Renowned physicist Stephen Hawking has spoken out in favor of assisted dying, saying that a terminally ill patient should have the right to be helped to die.
In an interview with the BBC, Hawking is quoted as saying that he backs assisted dying for those who are terminally ill and are capable of giving their informed consent, while at the same time supporting strong safeguards:
“I think those who have a terminal illness and are in great pain should have the right to choose to end their lives and those who help them should be free from prosecution.
But there must be safeguards that the person concerned genuinely wants to end their life and they are not being pressurized into it or have it done without their knowledge or consent, as would have been the case with me.”
The eminent scientist suffers from ALS, which is also known as Lou Gehrig’s disease, a form of motor neuron disease that is terminal. It is thought that approximately 5,600 people are diagnosed with ALS in the United States each year.
When Hawking was diagnosed at age 21, he was told he only had two to three years to live. At 71 Hawking is, by most standards, doing well, but ALS has taken a toll.
Hawking has been on life support for a number of decades now, requires the use of a specially modified wheel chair, uses a now famous electronic speech system to communicate and requires the assistance of nursing staff for life’s day to day details like dressing, eating and bathing.
Despite this, or as Hawking has sometimes commented — perhaps in part because of the way ALS has confined him so that he has been forced to explore the world through the power of his mind — the Cambridge educated physicist has been able to apply his own special brand of genius to unlocking some of the greatest mysteries our universe has to offer.
In the course of his career, Hawking has explored many topics such as the nature of black holes, the arrow of time and the 11 dimensions posited by M-Theory. Hawking has also authored a number of popular science books including his breakout and multi-million bestseller, “A Brief History of Time.”
Hawking’s words on assisted dying may surprise those familiar with his history.
Although never a staunch campaigner against assisted dying, he became the poster child for opponents of assisted suicide when in 2006 he divulged that during the course of his first marriage, he had suffered a period of intensely ill health and had to be put on a ventilator. His then-wife had the opportunity to remove him from life support.
While referring to this episode, he commented that he thought it would be “a great mistake” to end a life prematurely because, in his view, “However bad life may seem, there is always something you can do, and succeed at. While there’s life, there is hope.”
As perhaps one of the world’s most famous people who has a disability, anti-assisted dying groups seized upon this. They did of course forget to add the more measured caveat Hawking made along with those those comments: that those who wished to end their lives should at least be able to do so.
How far Hawking’s most recent comments should be classed as a change of opinion seems to depend on the affiliation of the news sites reporting on the news, with religious conservative websites now saying this is a complete about-face, probably spurred on by the Guardian’s rather poor grasp of the comments, and those more open to at least discourse around assisted dying calling it a more clear reiteration of his stance.

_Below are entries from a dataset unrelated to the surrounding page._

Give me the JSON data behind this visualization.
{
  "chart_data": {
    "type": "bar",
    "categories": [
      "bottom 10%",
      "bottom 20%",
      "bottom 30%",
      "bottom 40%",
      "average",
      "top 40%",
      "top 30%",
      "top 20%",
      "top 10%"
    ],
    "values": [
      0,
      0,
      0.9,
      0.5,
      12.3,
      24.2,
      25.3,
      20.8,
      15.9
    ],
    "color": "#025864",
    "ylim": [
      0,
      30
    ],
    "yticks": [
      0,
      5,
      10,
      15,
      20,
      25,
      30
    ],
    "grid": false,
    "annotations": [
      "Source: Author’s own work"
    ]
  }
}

Hawking, for his part, has been very clear that he is not advocating for euthanasia and, again, has stressed that it must be the clearly expressed will of the terminally ill patient.
This comes at a time when a number of states in the United States have confronted the topic of assisted dying, and when the UK – spurred on by a number of legal cases — prepares to take up an assisted dying bill in the House of Lords next year. It is currently a criminal offense to help someone take their own life, though the courts have been reticent to apply the law in cases where it is clear that informed consent was given by the terminally ill. The Lords bill, despite having strong safeguards to ensure patient autonomy, has been vehemently opposed by so-called “right to life” groups.
While such groups were once quick to embrace Hawking’s celebrity when they thought his opinion agreed with them, they are now warning that his words shouldn’t be allowed to drown out those “millions” among the disabled who feel assisted dying could be a slippery slope. This despite little evidence that legalized assisted dying does in fact lead to widespread abuse of the elderly or those with disabilities.